Many of these coronavirus related brands are being applied for in the pharmaceutical goods category. Countless of these applications, however, will not be in the public domain as of yet due to the South African Trade Marks office having to close until the end of April as South Africa enters into a 21-day national lockdown in an attempt to “flatten the curve”.
The use of the words covid and/or corona is, in De Beer Attorneys Inc. view, examples of weak trade marks because they are entirely descriptive of the goods that they are looking to describe. It should be noted that no person or company can claim a monopoly for these words in the above-mentioned category and/or type of product.

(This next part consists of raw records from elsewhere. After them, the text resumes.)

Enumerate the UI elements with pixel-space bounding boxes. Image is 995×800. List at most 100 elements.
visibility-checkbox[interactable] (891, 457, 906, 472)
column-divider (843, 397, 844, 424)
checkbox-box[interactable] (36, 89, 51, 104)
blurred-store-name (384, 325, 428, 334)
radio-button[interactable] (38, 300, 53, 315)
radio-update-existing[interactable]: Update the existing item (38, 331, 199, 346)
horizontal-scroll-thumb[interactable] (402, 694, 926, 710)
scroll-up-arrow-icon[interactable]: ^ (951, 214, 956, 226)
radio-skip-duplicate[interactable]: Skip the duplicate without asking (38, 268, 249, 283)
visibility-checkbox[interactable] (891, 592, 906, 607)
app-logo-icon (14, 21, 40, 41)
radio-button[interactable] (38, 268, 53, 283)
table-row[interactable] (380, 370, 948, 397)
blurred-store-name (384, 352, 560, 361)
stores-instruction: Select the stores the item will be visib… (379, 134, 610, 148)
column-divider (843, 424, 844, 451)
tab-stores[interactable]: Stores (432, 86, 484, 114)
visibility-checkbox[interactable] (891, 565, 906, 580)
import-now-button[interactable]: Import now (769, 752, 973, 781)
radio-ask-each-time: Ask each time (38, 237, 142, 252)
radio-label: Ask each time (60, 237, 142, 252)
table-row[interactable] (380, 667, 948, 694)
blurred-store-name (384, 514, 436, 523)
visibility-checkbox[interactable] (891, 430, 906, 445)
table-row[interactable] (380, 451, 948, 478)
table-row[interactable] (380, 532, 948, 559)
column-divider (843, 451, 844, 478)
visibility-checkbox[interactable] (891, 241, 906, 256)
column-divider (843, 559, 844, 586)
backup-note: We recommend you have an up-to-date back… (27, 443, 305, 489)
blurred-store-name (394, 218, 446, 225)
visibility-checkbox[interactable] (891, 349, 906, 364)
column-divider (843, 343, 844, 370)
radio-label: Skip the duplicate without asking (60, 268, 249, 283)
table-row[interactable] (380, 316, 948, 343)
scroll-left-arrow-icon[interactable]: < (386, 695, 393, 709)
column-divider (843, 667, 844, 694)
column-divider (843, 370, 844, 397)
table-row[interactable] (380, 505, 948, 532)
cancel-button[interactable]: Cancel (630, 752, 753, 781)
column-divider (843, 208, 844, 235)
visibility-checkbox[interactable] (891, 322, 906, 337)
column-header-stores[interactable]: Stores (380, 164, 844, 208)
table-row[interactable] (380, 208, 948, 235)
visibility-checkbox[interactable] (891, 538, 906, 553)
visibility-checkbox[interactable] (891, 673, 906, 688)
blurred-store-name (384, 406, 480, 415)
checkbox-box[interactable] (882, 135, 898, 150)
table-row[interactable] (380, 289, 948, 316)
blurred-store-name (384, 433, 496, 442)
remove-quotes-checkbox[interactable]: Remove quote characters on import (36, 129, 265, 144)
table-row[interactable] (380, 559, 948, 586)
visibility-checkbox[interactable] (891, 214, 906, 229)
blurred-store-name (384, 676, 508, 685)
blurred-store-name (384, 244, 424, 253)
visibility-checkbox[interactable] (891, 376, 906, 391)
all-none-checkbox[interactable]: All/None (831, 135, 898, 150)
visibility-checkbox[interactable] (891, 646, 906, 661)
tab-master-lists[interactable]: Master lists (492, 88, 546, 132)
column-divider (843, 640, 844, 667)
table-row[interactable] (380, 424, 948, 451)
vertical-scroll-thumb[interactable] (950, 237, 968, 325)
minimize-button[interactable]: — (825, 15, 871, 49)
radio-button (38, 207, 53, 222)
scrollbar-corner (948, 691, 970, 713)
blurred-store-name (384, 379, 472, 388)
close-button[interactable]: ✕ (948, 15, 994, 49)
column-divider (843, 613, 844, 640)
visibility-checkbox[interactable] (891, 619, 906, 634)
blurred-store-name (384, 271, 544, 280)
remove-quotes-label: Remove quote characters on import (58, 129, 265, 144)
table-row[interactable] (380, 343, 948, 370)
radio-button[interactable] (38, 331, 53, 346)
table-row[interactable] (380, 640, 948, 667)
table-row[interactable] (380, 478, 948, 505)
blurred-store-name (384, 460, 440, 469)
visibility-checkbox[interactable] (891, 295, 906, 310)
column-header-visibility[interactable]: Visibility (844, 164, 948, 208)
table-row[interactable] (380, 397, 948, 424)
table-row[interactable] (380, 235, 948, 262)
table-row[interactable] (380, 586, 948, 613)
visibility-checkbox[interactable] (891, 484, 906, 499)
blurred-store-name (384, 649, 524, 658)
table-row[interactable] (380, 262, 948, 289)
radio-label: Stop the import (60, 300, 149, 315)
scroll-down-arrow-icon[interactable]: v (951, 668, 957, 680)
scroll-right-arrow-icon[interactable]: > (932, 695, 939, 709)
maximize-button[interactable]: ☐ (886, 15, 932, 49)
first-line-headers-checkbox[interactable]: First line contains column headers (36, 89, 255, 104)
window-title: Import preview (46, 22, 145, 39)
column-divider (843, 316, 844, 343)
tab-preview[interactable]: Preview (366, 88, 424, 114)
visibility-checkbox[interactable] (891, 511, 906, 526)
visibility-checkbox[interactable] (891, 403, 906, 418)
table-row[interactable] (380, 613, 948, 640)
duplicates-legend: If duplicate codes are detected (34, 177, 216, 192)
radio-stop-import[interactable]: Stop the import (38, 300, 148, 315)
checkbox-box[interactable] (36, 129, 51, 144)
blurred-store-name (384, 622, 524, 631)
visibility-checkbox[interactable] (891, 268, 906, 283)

Once the South African Trade Marks office reopens at the end of April 2020 it will be interesting to see how the Trade Marks examiner will deal with these applications and whether or not Constellation Products (owner of the infamous Corona Beer) will oppose the trade mark applications.
Section 9 and 10 of the Trade Marks Act set out the criteria which trade marks have to meet to qualify for registration. Section 9 states that a trade mark is required to be distinctive (whether inherently or through use) and section 10 places prohibitions on the registration of marks which may be intrinsic or extrinsic. Therefore, in short, a trade mark should only be registered if it is distinctive as defined by section 9 and it does not contravene any of the provisions of section 10.
To this end, a brand and trade mark must be capable of distinguishing the goods or services of one trader from the goods and services from another trader. The more distinct the better. For example, the use of “Amazon” as a trade mark and brand for an online retailer company is very distinctive with a lot of brand value.
It will be interesting to see what other coronavirus related trade mark applications come forward after the announcement of a 21-day national lockdown in South Africa and how the South African Trade Marks office will respond to such applications in the future. Such opportunists may have a misunderstanding of how trade mark law works. It is not the “first person to file will be the first person to be rewarded” type of system. Distinctiveness, as well as the bona fide intent to use the term on a specific set of goods and services, will need to be shown.